One in every 171 US households was foreclosed on, received a default notice or was warned of a pending auction in the second quarter, said RealtyTrac Inc., double the rate of a year earlier.
AIG's United Guaranty mortgage insurance unit may be unprofitable this year, the company has said. Mortgage insurers pay lenders when homeowners default and foreclosure doesn't recoup costs. In June, 67,908 insured borrowers fell at least 60 days delinquent industry-wide, compared with 43,214 who got out of arrears, according to the Washington-based Mortgage Insurance Companies of America. The financial products unit responsible for credit-default swaps guaranteed more than $460 billion of assets for fixed-income investors at the end of March, including $60.6 billion in securities tied to sub-prime mortgages.

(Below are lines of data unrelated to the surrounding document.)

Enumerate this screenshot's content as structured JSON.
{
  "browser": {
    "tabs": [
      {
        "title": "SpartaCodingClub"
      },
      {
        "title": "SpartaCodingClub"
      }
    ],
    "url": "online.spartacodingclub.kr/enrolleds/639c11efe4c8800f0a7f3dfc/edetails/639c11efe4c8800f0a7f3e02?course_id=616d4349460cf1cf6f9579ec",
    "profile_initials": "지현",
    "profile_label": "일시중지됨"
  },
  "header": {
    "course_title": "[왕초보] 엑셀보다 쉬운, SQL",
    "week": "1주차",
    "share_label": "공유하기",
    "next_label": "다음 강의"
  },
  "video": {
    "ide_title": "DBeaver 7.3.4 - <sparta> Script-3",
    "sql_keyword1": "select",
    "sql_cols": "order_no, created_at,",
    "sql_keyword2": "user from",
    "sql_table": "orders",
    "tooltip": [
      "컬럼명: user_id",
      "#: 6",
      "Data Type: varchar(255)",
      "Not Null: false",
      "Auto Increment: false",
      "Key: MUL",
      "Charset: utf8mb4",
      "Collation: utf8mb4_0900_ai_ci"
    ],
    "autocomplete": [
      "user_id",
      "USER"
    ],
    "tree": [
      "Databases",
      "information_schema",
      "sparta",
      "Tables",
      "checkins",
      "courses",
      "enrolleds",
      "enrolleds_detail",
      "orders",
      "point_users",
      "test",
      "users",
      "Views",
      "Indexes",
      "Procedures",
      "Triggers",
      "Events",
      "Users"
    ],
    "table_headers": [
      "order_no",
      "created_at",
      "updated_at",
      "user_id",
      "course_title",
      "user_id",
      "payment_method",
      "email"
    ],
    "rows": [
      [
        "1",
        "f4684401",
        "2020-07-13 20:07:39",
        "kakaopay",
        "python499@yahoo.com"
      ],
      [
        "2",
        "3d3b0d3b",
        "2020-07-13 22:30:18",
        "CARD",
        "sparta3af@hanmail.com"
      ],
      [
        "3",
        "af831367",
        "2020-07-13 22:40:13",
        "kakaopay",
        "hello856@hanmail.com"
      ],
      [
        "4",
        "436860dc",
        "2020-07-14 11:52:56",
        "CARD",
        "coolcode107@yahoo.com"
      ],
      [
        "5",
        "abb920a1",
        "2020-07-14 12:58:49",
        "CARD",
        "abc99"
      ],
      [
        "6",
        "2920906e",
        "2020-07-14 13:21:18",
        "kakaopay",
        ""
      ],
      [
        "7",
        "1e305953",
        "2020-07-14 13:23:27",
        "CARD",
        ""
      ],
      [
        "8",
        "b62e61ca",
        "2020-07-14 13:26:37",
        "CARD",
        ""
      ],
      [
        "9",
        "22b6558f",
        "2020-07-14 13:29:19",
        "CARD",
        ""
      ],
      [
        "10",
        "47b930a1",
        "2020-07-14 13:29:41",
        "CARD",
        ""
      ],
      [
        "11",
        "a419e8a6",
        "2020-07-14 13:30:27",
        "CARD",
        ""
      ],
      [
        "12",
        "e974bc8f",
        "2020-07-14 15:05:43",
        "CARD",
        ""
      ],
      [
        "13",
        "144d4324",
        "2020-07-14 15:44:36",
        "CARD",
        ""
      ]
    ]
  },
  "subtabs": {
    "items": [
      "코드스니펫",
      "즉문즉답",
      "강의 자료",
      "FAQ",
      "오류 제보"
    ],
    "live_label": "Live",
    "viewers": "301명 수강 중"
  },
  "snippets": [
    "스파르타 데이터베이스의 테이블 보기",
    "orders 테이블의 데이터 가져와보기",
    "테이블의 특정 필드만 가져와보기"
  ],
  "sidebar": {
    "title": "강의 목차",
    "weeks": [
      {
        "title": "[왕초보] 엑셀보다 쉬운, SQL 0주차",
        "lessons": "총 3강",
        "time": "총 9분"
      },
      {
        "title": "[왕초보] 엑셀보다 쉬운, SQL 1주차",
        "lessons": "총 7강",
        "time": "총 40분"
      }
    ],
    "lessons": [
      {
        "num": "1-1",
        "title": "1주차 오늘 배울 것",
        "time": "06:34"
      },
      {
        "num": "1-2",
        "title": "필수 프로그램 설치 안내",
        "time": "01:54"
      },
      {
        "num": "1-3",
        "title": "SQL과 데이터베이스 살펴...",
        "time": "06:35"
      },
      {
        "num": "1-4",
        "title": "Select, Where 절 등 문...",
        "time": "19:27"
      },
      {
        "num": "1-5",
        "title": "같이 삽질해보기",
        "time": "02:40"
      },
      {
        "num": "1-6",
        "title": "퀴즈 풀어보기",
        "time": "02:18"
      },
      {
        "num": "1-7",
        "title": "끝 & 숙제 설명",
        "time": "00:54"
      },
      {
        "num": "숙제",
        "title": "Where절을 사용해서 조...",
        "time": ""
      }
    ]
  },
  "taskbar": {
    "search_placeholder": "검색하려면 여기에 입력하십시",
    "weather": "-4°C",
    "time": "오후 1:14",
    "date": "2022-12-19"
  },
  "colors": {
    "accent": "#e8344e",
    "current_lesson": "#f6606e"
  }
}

AIG is struggling with writedowns at the same time prices are declining industrywide for commercial insurance. Rates in the U.S. fell 13 percent in the second quarter from a year earlier as insurers cut prices to win market share, according to a survey by the Council of Insurance Agents & Brokers in Washington.
Ten analysts recommend investors accumulate shares of AIG, eight have "hold" ratings, and none say "sell," according to Bloomberg data through yesterday.